Sunday, April 09, 2006

past POTUSs

My brother and I were chatting about the presidency and the quality of our leaders, present and past. Naturally we got to wondering how long it's been since we've had an administration this flawed, this corrupt. If Nixon hadn't been so photo-perfect for blame with those jowls, the beady little eyes, and the five o'clock shadow, we'd have to look much further back in our history. Warren Harding, my brother thinks. There are some obvious parallels.

But that's not the point of this story; I can't bear to blog about the current political situation, nor Sy Hersh's article that's about to appear in the New Yorker.
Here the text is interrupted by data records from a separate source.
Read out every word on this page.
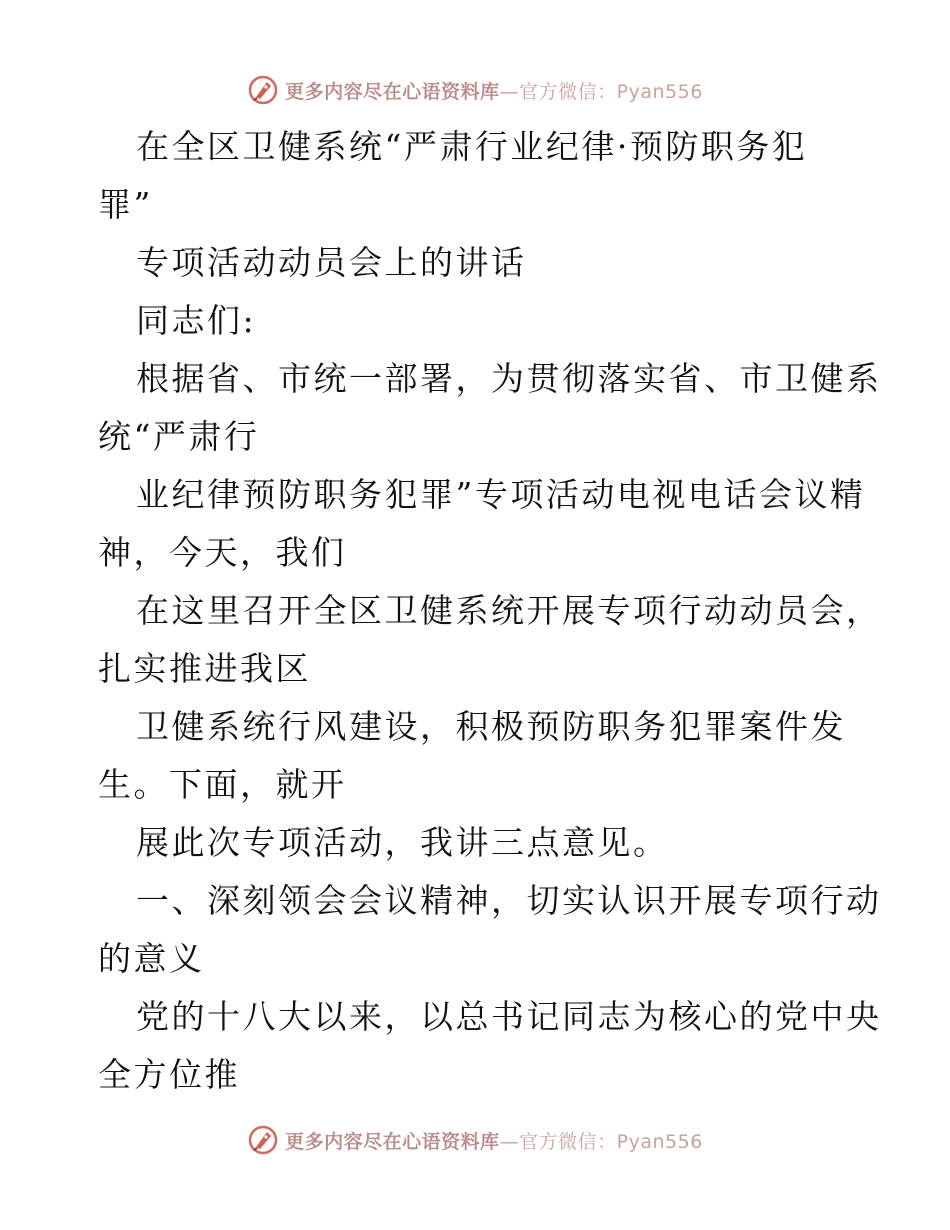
更多内容尽在心语资料库—官方微信：Pyan556
在全区卫健系统“严肃行业纪律·预防职务犯
罪”
专项活动动员会上的讲话
同志们:
根据省、市统一部署，为贯彻落实省、市卫健系
统“严肃行
业纪律预防职务犯罪”专项活动电视电话会议精
神，今天，我们
在这里召开全区卫健系统开展专项行动动员会，
扎实推进我区
卫健系统行风建设，积极预防职务犯罪案件发
生。下面，就开
展此次专项活动，我讲三点意见。
一、深刻领会会议精神，切实认识开展专项行动
的意义
党的十八大以来，以总书记同志为核心的党中央
全方位推
更多内容尽在心语资料库—官方微信：Pyan556
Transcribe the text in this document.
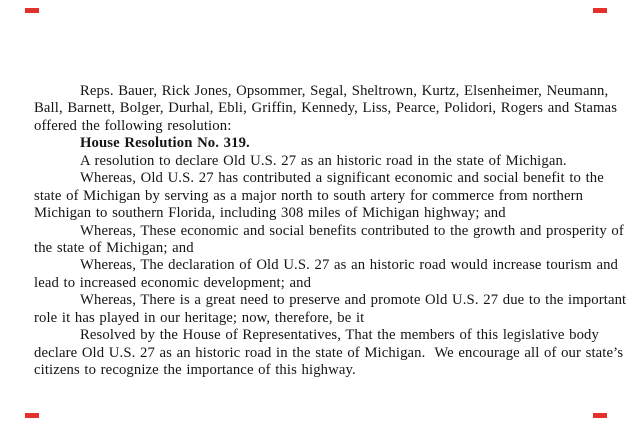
Reps. Bauer, Rick Jones, Opsommer, Segal, Sheltrown, Kurtz, Elsenheimer, Neumann,
Ball, Barnett, Bolger, Durhal, Ebli, Griffin, Kennedy, Liss, Pearce, Polidori, Rogers and Stamas
offered the following resolution:
House Resolution No. 319.
A resolution to declare Old U.S. 27 as an historic road in the state of Michigan.
Whereas, Old U.S. 27 has contributed a significant economic and social benefit to the
state of Michigan by serving as a major north to south artery for commerce from northern
Michigan to southern Florida, including 308 miles of Michigan highway; and
Whereas, These economic and social benefits contributed to the growth and prosperity of
the state of Michigan; and
Whereas, The declaration of Old U.S. 27 as an historic road would increase tourism and
lead to increased economic development; and
Whereas, There is a great need to preserve and promote Old U.S. 27 due to the important
role it has played in our heritage; now, therefore, be it
Resolved by the House of Representatives, That the members of this legislative body
declare Old U.S. 27 as an historic road in the state of Michigan.  We encourage all of our state’s
citizens to recognize the importance of this highway.
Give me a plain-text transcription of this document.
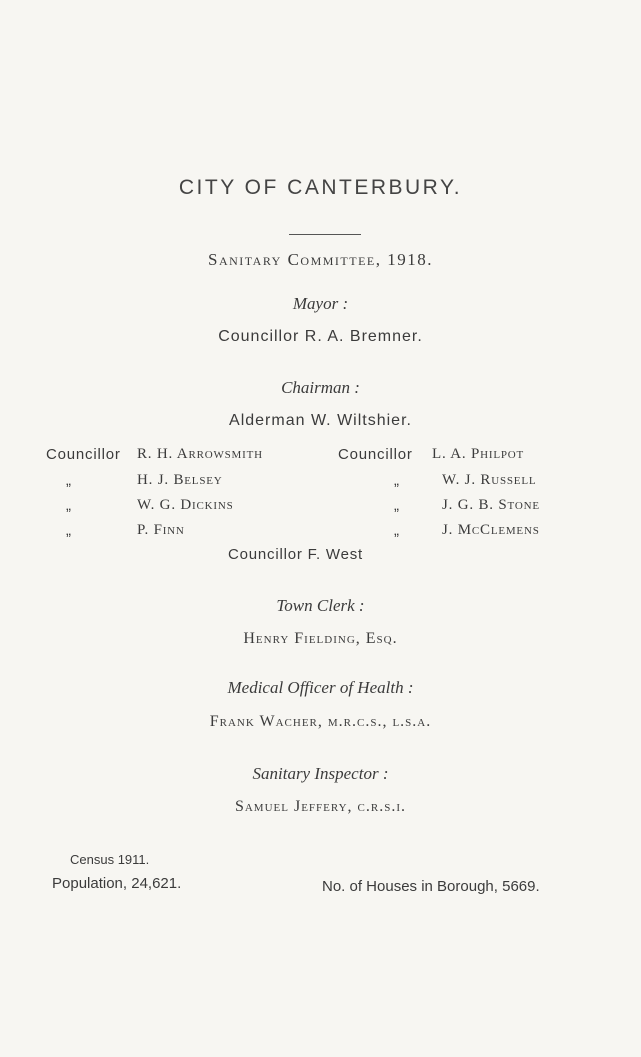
CITY OF CANTERBURY.
Sanitary Committee, 1918.
Mayor :
Councillor R. A. Bremner.
Chairman :
Alderman W. Wiltshier.
Councillor R. H. Arrowsmith
„	H. J. Belsey
„	W. G. Dickins
„	P. Finn
Councillor L. A. Philpot
„	W. J. Russell
„	J. G. B. Stone
„	J. McClemens
Councillor F. West
Town Clerk :
Henry Fielding, Esq.
Medical Officer of Health :
Frank Wacher, m.r.c.s., l.s.a.
Sanitary Inspector :
Samuel Jeffery, c.r.s.i.
Census 1911.
Population, 24,621.	No. of Houses in Borough, 5669.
Let's leave that to those with insider information, people who are privy to leaks (privies and leaks do seem to go together). Let's just say, it's interesting to go through America's short history of leaders and play the eye doctor game: better or worse, better or worse, better or worse.

Jon finds the mustacheod Grover Cleveland -- the lone Democrat to serve as President in the latter half of the 19th century -- to be underrated. And of course, there's the irresistable tidbit that he served two non-contiguous terms. Plus, from my point of view, he looks more like a walrus than any other American president. That surely puts him in both the better and the highly underrated categories.

Who, we wondered, served in that term that interrupted Cleveland's two? Since Wikipedia was down (and millions of students were no doubt facing incompletes on their term papers), I decided to take a look at Whitehouse.gov. Why not? That'd be a place where you'd find a list of POTUSs, don't you think?

Indeed. There's a list of past presidents, which quickly tells us that the answer is Benjamin Harrison. Another hirsute man, short at 5' 6", and not in the least bit walrus-y. But I digress. The point of the story is the look at the US Presidents you get from Whitehouse.gov.

Notice anything weird about the Presidential portraits? Young G.W. is the only one who found the need to have an American flag as a backdrop; he's got a much bigger smile than the others, as if he's awakened from a good night's sleep and doesn't have a care in the world. JFK's gaze is oddly cast down, something like that clue on the Abbey Road album cover that proved Paul McCartney was dead (in that case, Paul was the only one of the four without shoes). (I think the proof is that the real Paul McCartney was young and foolish rather than sanctimonious like the replacement Paul McCartney). LBJ cleaned up real nice.

But what you need to look at are the bios. For example, of the walrus-y Mr. Cleveland, it is said:

"A bachelor, Cleveland was ill at ease at first with all the comforts of the White House. "I must go to dinner," he wrote a friend, "but I wish it was to eat a pickled herring a Swiss cheese and a chop at Louis' instead of the French stuff I shall find."

Pickled herring? Perfect for a walrus.

And William McKinley, a president who was shot while in office, stood for "the full dinner pail" and "kept his ear so close to the ground that it was full of grasshoppers."

It's full of tidbits like this. No authorial credit can be found for these biographies either.

They're kinder to first ladies. There's a subtext of "stand by your man" and each was more gracious than can be imagined. No mention of the Republican cloth coat in Pat Nixon's bio. We don't get even a glimpse of pre-recovery Betty Ford (except to learn that she'd studied modern dance at Bennington and been a member of Martha Graham's troupe). Lady Bird, we learn, kept things running when LBJ had a major heart attack during his stint as Senate Majority Leader. No slouches among the first ladies.

Makes you wonder why they weren't the presidents.